Intervention de Carole Hernandez-Zakine

Commission de l'aménagement du territoire et du développement durable — Réunion du 7 avril 2021 à 16h30
Projet de loi constitutionnelle complétant l'article 1er de la constitution et relatif à la préservation de l'environnement — Audition de juristes

Carole Hernandez-Zakine, docteure en droit :

Je souhaite insister sur la contextualisation du droit. Le droit ne tombe pas du ciel, il est toujours le produit de ce que veut la société. Nous vivons une crise du droit.
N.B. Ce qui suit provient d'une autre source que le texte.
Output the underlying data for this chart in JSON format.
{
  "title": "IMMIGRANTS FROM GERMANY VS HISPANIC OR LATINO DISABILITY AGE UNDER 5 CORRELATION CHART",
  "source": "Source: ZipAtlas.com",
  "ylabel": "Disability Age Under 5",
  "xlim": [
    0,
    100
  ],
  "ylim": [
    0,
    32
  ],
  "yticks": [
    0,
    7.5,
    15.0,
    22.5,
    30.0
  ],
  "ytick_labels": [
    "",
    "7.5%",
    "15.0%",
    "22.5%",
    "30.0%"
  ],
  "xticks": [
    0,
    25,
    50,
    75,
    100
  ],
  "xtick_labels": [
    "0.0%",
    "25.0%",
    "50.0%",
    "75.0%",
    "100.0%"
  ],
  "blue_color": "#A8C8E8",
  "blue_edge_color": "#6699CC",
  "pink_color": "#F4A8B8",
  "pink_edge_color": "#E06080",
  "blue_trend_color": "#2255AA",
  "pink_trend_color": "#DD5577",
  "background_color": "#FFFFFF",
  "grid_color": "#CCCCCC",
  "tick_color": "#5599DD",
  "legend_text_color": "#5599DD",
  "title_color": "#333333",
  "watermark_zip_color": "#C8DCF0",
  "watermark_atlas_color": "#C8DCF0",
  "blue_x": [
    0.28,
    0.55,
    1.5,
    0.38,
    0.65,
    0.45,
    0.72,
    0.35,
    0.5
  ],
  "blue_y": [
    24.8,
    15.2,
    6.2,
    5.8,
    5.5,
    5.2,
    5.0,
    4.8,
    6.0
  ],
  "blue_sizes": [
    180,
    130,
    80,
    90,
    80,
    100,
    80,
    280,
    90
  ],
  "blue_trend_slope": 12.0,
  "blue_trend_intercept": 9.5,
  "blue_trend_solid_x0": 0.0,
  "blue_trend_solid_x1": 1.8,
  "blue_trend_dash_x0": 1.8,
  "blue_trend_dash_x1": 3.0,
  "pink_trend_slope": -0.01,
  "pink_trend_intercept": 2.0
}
En effet, le droit doit être considéré comme un outil, et non comme une finalité. Et il faut absolument se demander pourquoi on fait du droit, avant même d'en faire ! Donc, avant de modifier la Constitution, il faut se demander pourquoi on veut la modifier. Il y a quelque temps, le Parlement a modifié le Code civil pour décider que l'animal était un être sensible. Les débats parlementaires ont été à la fois intéressants et parfois très creux : finalement, la modification a été faite pour ouvrir une porte, mais on n'a pas bien compris sur quoi... L'article du Code civil qui en résulte est très difficile à comprendre, et sa portée est très difficile à appréhender, comme les juristes ne sont pas d'accord sur son interprétation. Il n'est que de voir, il y a quelques jours, les discussions sur une proposition de loi relative à la maltraitance animale : on ne sait pas si les animaux sauvages sont concernés ou non, par exemple.
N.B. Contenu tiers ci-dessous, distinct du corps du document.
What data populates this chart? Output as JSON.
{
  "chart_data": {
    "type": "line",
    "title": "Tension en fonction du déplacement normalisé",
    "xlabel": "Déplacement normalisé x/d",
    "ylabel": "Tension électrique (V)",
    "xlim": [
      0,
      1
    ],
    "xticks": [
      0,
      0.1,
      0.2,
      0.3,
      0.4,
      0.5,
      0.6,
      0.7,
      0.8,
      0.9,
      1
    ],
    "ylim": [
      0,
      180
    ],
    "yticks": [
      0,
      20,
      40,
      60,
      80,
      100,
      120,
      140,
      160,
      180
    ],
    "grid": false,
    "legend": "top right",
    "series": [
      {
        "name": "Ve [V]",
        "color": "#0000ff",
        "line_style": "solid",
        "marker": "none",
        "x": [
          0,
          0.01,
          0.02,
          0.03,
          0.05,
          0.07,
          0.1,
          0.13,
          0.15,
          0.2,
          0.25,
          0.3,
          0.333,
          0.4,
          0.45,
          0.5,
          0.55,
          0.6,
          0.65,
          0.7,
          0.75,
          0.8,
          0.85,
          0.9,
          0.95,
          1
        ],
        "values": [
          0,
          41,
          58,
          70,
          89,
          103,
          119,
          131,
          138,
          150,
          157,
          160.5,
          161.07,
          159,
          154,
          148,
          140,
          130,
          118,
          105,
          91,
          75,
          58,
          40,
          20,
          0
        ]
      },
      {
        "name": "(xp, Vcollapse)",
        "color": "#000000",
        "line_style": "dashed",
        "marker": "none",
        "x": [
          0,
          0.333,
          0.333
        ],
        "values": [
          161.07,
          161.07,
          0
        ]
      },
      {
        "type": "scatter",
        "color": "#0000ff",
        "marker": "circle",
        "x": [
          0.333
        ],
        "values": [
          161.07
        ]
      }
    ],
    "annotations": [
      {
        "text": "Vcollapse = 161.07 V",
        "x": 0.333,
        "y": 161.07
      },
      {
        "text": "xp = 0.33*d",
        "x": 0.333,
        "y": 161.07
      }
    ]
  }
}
Ce que je veux dire au travers de cet exemple, c'est qu'il n'est pas bon, à mon sens, d'adopter des textes sans savoir précisément ce qu'ils comportent, ce qu'ils signifient et quelles sont leurs conséquences. Et sur cette proposition de révision de la Constitution, les comptes rendus de vos débats montrent encore beaucoup de questions et très peu de certitudes. En tant que spécialiste du droit de l'environnement, je sais que, quand il y a beaucoup d'incertitudes, on doit agir avec précaution. Si précaution ne veut pas dire inaction, elle impose tout de même de bien prendre en compte toutes les incertitudes, tous les risques, et de bien peser le pour et le contre avant de modifier l'article 1er de la Constitution, qui pose les valeurs de notre République. Une telle modification ne saurait être anodine, et on sait qu'elle aura des conséquences. Au fond, pourquoi veut-on modifier la Constitution ? Quel est ce monde meilleur que nous voulons construire ? Pour l'instant, je n'ai pas entendu de réponse claire à cette question.

Un deuxième point essentiel, qui a déjà été abordé, est la question de l'équilibre entre les différents principes et les différentes libertés publiques. Le juge constitutionnel veille à atteindre l'équilibre entre les différentes libertés en présence : liberté d'entreprendre, propriété privée... La protection de l'environnement, de la santé peut porter atteinte à ces libertés publiques, mais de façon équilibrée. Garantir, assurer, préserver : je ne sais pas si le choix des mots changera fondamentalement les choses. Mais il est important d'être clair dans l'équilibre entre les différents intérêts et les différentes libertés en présence. Dans la Charte de l'environnement, il est bien indiqué que la protection de l'environnement se situe au même niveau que les autres intérêts fondamentaux de la Nation. Si vous deviez voter cette révision, il me semble qu'il conviendrait d'indiquer que la France garantit la préservation de l'environnement et de la diversité biologique - et qu'elle lutte contre le dérèglement climatique - mais au même titre que les autres intérêts fondamentaux de la Nation, pour lever les doutes que l'on pourrait avoir sur cet équilibre. Ce serait cohérent avec l'article 6 de la Charte de l'environnement, qui porte sur le développement durable.

En somme, il faut bien se demander pourquoi on touche à la Constitution, dans quel but, et bien s'assurer de l'équilibre entre les différentes libertés publiques et les différents intérêts.